DEAD SOULS

On the outskirts of a nameless Russian town in the middle of the nineteenth century, a carriage is flying through the night...

Marc Chagall Chichikov and Sobakevich after Dinner (Etching, 1923-1927)

Marc Chagall Chichikov and Sobakevich after Dinner (Etching, 1923-1927)

Chichikov is a man with a plan. If he can persuade landowners to transfer to him ownership of all the serfs who have died since the last census, he will look on paper like a very wealthy man. As he rides in his carriage from estate to estate, encountering ever more absurd characters, his greed and ambition grow - but so too do the suspicions of those he meets.

This was a two-part adaptation of Gogol’s novel for the Radio 4 ‘Classic Serial’ slot. It starred Mark Heap as Chichikov and Michael Palin as the Narrator. It also featured David Fleeshman, Judith Davis, Wyllie Longmore, Toby Hadoke, and Graeme Hawley. It was directed by Polly Thomas.

The production was first broadcast on Radio 4 in April 2006; it was repeated on the World Service in February 2007 and on BBC7 in December 2010 and again on Radio 4 Extra in August 2012.

The adaptation emphasised the comic aspects of the book. In particular, re-reading it, I noticed that when the book was written, the classic nineteenth-century omniscient narration had not been fully settled; in Gogol’s novel sometimes the narrator knows too much (he tells us what the furniture is thinking at one point) and sometimes too little (admitting to be baffled by people’s expressions and behaviour). At one moment, the narrator narrates quietly so as not to wake the person he is narrating about. This was my keynote for the adaptation; Palin’s narration is audible to all the characters in the room, often to their annoyance.

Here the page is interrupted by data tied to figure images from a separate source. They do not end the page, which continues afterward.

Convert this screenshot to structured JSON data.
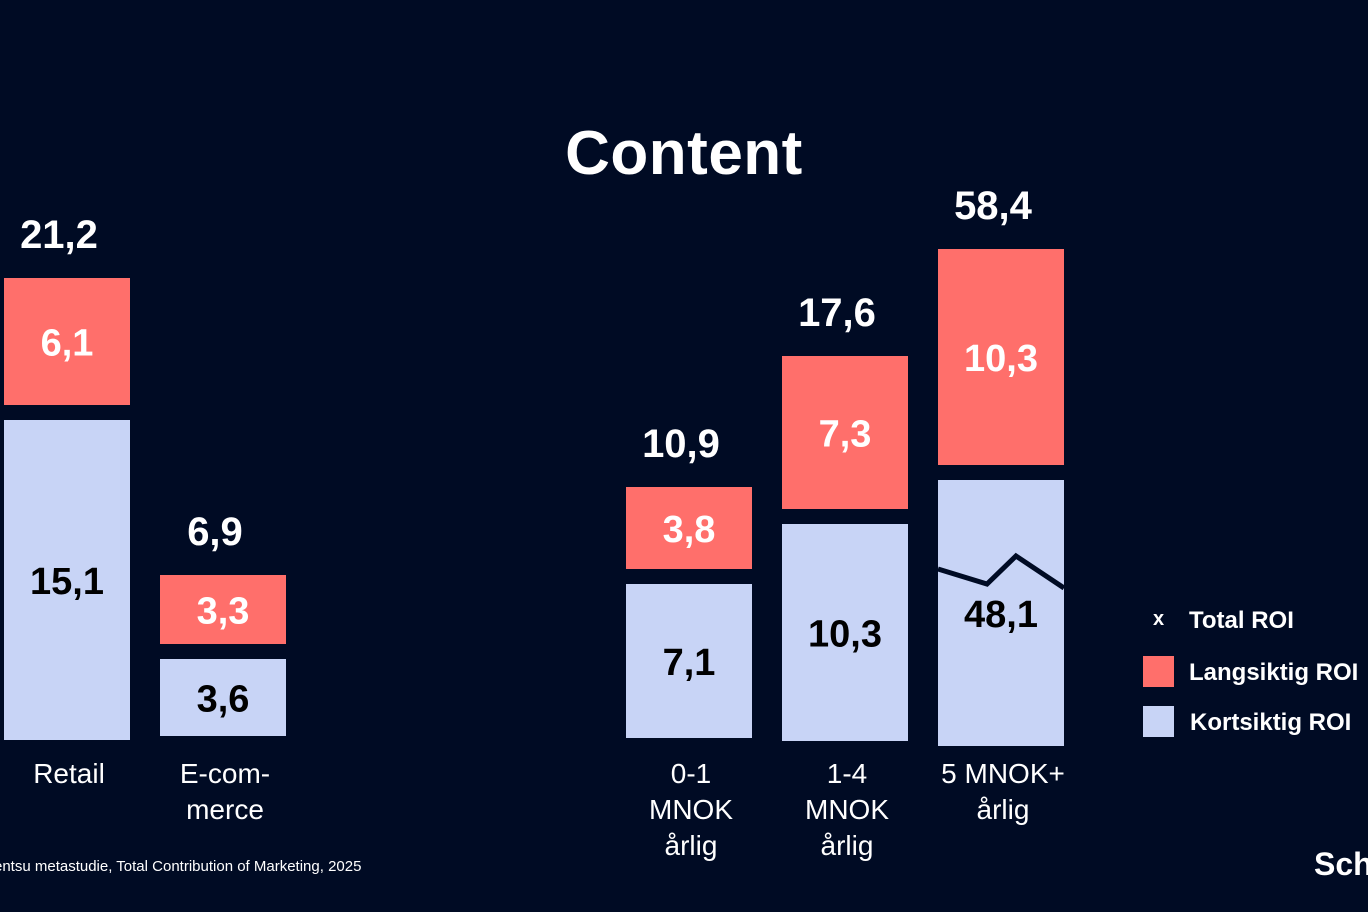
{
  "title": "Content",
  "source_note": "entsu metastudie, Total Contribution of Marketing, 2025",
  "brand": "Sch",
  "colors": {
    "background": "#000b24",
    "long_term": "#ff6f6b",
    "short_term": "#c8d4f6",
    "trend_line": "#000b24",
    "text_light": "#ffffff",
    "text_dark": "#000000"
  },
  "legend": {
    "items": [
      {
        "key": "total",
        "symbol": "x",
        "label": "Total ROI"
      },
      {
        "key": "long",
        "symbol": "",
        "label": "Langsiktig ROI"
      },
      {
        "key": "short",
        "symbol": "",
        "label": "Kortsiktig ROI"
      }
    ]
  },
  "chart_data": [
    {
      "type": "bar",
      "stacked": true,
      "title": "",
      "categories": [
        [
          "Retail"
        ],
        [
          "E-com-",
          "merce"
        ]
      ],
      "series": [
        {
          "name": "Kortsiktig ROI",
          "values": [
            15.1,
            3.6
          ],
          "labels": [
            "15,1",
            "3,6"
          ]
        },
        {
          "name": "Langsiktig ROI",
          "values": [
            6.1,
            3.3
          ],
          "labels": [
            "6,1",
            "3,3"
          ]
        }
      ],
      "totals": [
        21.2,
        6.9
      ],
      "total_labels": [
        "21,2",
        "6,9"
      ]
    },
    {
      "type": "bar",
      "stacked": true,
      "title": "Content",
      "categories": [
        [
          "0-1",
          "MNOK",
          "årlig"
        ],
        [
          "1-4",
          "MNOK",
          "årlig"
        ],
        [
          "5 MNOK+",
          "årlig"
        ]
      ],
      "series": [
        {
          "name": "Kortsiktig ROI",
          "values": [
            7.1,
            10.3,
            48.1
          ],
          "labels": [
            "7,1",
            "10,3",
            "48,1"
          ]
        },
        {
          "name": "Langsiktig ROI",
          "values": [
            3.8,
            7.3,
            10.3
          ],
          "labels": [
            "3,8",
            "7,3",
            "10,3"
          ]
        }
      ],
      "totals": [
        10.9,
        17.6,
        58.4
      ],
      "total_labels": [
        "10,9",
        "17,6",
        "58,4"
      ]
    }
  ]
}
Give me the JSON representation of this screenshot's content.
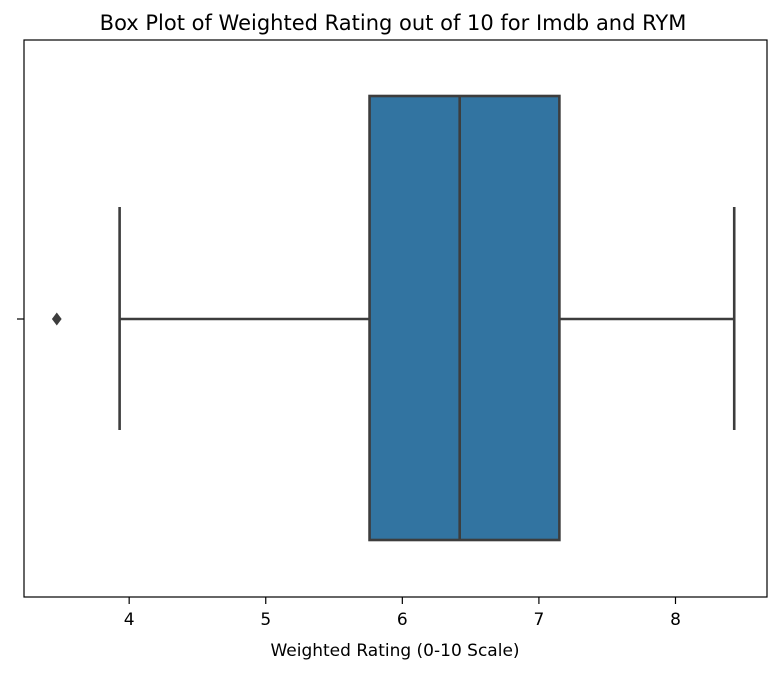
{
  "chart_data": {
    "type": "box",
    "title": "Box Plot of Weighted Rating out of 10 for Imdb and RYM",
    "xlabel": "Weighted Rating (0-10 Scale)",
    "ylabel": "",
    "xlim": [
      3.23,
      8.67
    ],
    "xticks": [
      4,
      5,
      6,
      7,
      8
    ],
    "xtick_labels": [
      "4",
      "5",
      "6",
      "7",
      "8"
    ],
    "grid": false,
    "orientation": "horizontal",
    "box": {
      "whisker_low": 3.93,
      "q1": 5.76,
      "median": 6.42,
      "q3": 7.15,
      "whisker_high": 8.43,
      "outliers": [
        3.47
      ]
    },
    "colors": {
      "box_fill": "#3274a1",
      "line": "#3d3d3d",
      "axis": "#000000"
    }
  }
}
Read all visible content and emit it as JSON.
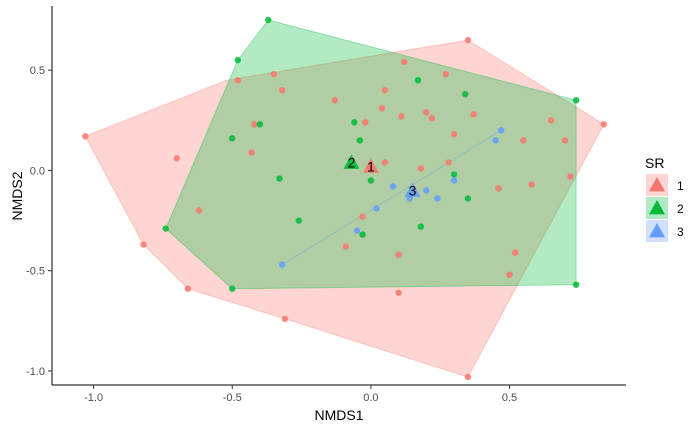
{
  "chart_data": {
    "type": "scatter",
    "xlabel": "NMDS1",
    "ylabel": "NMDS2",
    "xlim": [
      -1.15,
      0.92
    ],
    "ylim": [
      -1.07,
      0.82
    ],
    "xticks": [
      -1.0,
      -0.5,
      0.0,
      0.5
    ],
    "xtick_labels": [
      "-1.0",
      "-0.5",
      "0.0",
      "0.5"
    ],
    "yticks": [
      -1.0,
      -0.5,
      0.0,
      0.5
    ],
    "ytick_labels": [
      "-1.0",
      "-0.5",
      "0.0",
      "0.5"
    ],
    "grid": false,
    "legend": {
      "title": "SR",
      "position": "right",
      "entries": [
        "1",
        "2",
        "3"
      ]
    },
    "colors": {
      "1": "#F8766D",
      "2": "#00BA38",
      "3": "#619CFF"
    },
    "series": [
      {
        "name": "1",
        "color": "#F8766D",
        "hull": [
          [
            -1.03,
            0.17
          ],
          [
            -0.82,
            -0.37
          ],
          [
            -0.66,
            -0.59
          ],
          [
            -0.31,
            -0.74
          ],
          [
            0.35,
            -1.03
          ],
          [
            0.84,
            0.23
          ],
          [
            0.35,
            0.65
          ],
          [
            -0.52,
            0.45
          ]
        ],
        "points": [
          [
            -1.03,
            0.17
          ],
          [
            -0.82,
            -0.37
          ],
          [
            -0.66,
            -0.59
          ],
          [
            -0.31,
            -0.74
          ],
          [
            0.35,
            -1.03
          ],
          [
            0.84,
            0.23
          ],
          [
            0.35,
            0.65
          ],
          [
            -0.7,
            0.06
          ],
          [
            -0.62,
            -0.2
          ],
          [
            0.1,
            -0.61
          ],
          [
            -0.35,
            0.48
          ],
          [
            -0.48,
            0.45
          ],
          [
            -0.42,
            0.23
          ],
          [
            0.05,
            0.4
          ],
          [
            0.12,
            0.54
          ],
          [
            0.27,
            0.48
          ],
          [
            0.04,
            0.31
          ],
          [
            -0.13,
            0.35
          ],
          [
            0.2,
            0.29
          ],
          [
            0.37,
            0.28
          ],
          [
            0.11,
            0.27
          ],
          [
            -0.02,
            0.24
          ],
          [
            0.55,
            0.15
          ],
          [
            0.65,
            0.25
          ],
          [
            0.7,
            0.15
          ],
          [
            0.22,
            0.26
          ],
          [
            0.72,
            -0.03
          ],
          [
            0.58,
            -0.07
          ],
          [
            0.46,
            -0.09
          ],
          [
            0.05,
            0.04
          ],
          [
            0.18,
            0.01
          ],
          [
            0.28,
            0.04
          ],
          [
            -0.43,
            0.09
          ],
          [
            -0.03,
            -0.23
          ],
          [
            -0.09,
            -0.38
          ],
          [
            0.1,
            -0.42
          ],
          [
            0.52,
            -0.41
          ],
          [
            0.5,
            -0.52
          ],
          [
            0.3,
            0.18
          ],
          [
            -0.32,
            0.4
          ]
        ]
      },
      {
        "name": "2",
        "color": "#00BA38",
        "hull": [
          [
            -0.74,
            -0.29
          ],
          [
            -0.5,
            -0.59
          ],
          [
            0.74,
            -0.57
          ],
          [
            0.74,
            0.35
          ],
          [
            -0.37,
            0.75
          ],
          [
            -0.48,
            0.55
          ]
        ],
        "points": [
          [
            -0.74,
            -0.29
          ],
          [
            -0.5,
            -0.59
          ],
          [
            0.74,
            -0.57
          ],
          [
            0.74,
            0.35
          ],
          [
            -0.37,
            0.75
          ],
          [
            -0.48,
            0.55
          ],
          [
            0.17,
            0.45
          ],
          [
            0.34,
            0.38
          ],
          [
            -0.5,
            0.16
          ],
          [
            -0.4,
            0.23
          ],
          [
            -0.06,
            0.24
          ],
          [
            -0.04,
            0.15
          ],
          [
            -0.33,
            -0.04
          ],
          [
            -0.26,
            -0.25
          ],
          [
            0.0,
            -0.05
          ],
          [
            0.18,
            -0.28
          ],
          [
            0.35,
            -0.14
          ],
          [
            0.3,
            -0.02
          ],
          [
            -0.03,
            -0.32
          ]
        ]
      },
      {
        "name": "3",
        "color": "#619CFF",
        "hull": [
          [
            -0.32,
            -0.47
          ],
          [
            0.47,
            0.2
          ]
        ],
        "points": [
          [
            -0.32,
            -0.47
          ],
          [
            0.47,
            0.2
          ],
          [
            0.45,
            0.15
          ],
          [
            0.3,
            -0.05
          ],
          [
            0.24,
            -0.14
          ],
          [
            0.08,
            -0.08
          ],
          [
            0.02,
            -0.19
          ],
          [
            -0.05,
            -0.3
          ],
          [
            0.14,
            -0.14
          ],
          [
            0.2,
            -0.1
          ]
        ]
      }
    ],
    "centroids": [
      {
        "label": "1",
        "x": 0.0,
        "y": 0.02,
        "color": "#F8766D"
      },
      {
        "label": "2",
        "x": -0.07,
        "y": 0.04,
        "color": "#00BA38"
      },
      {
        "label": "3",
        "x": 0.15,
        "y": -0.1,
        "color": "#619CFF"
      }
    ]
  }
}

Dead Souls exists in two volumes; the first is the most famous and the second is incomplete (Gogol destroyed it believing it immoral having come under the influence of a religious fanatic). I restructured the second book, making it more firmly Chichikov’s attempt to better himself and the world, while also ramping up the sense that he is being pursued. Many of the ‘chase’ scenes are entirely invented. The first part is more faithful to the book, though still necessarily selective. I moved the famous conclusion to the first volume - Chichikov in his coach, fleeing the town, dementedly and blindly driving his coach onward, ever onward - to the end of the second novel.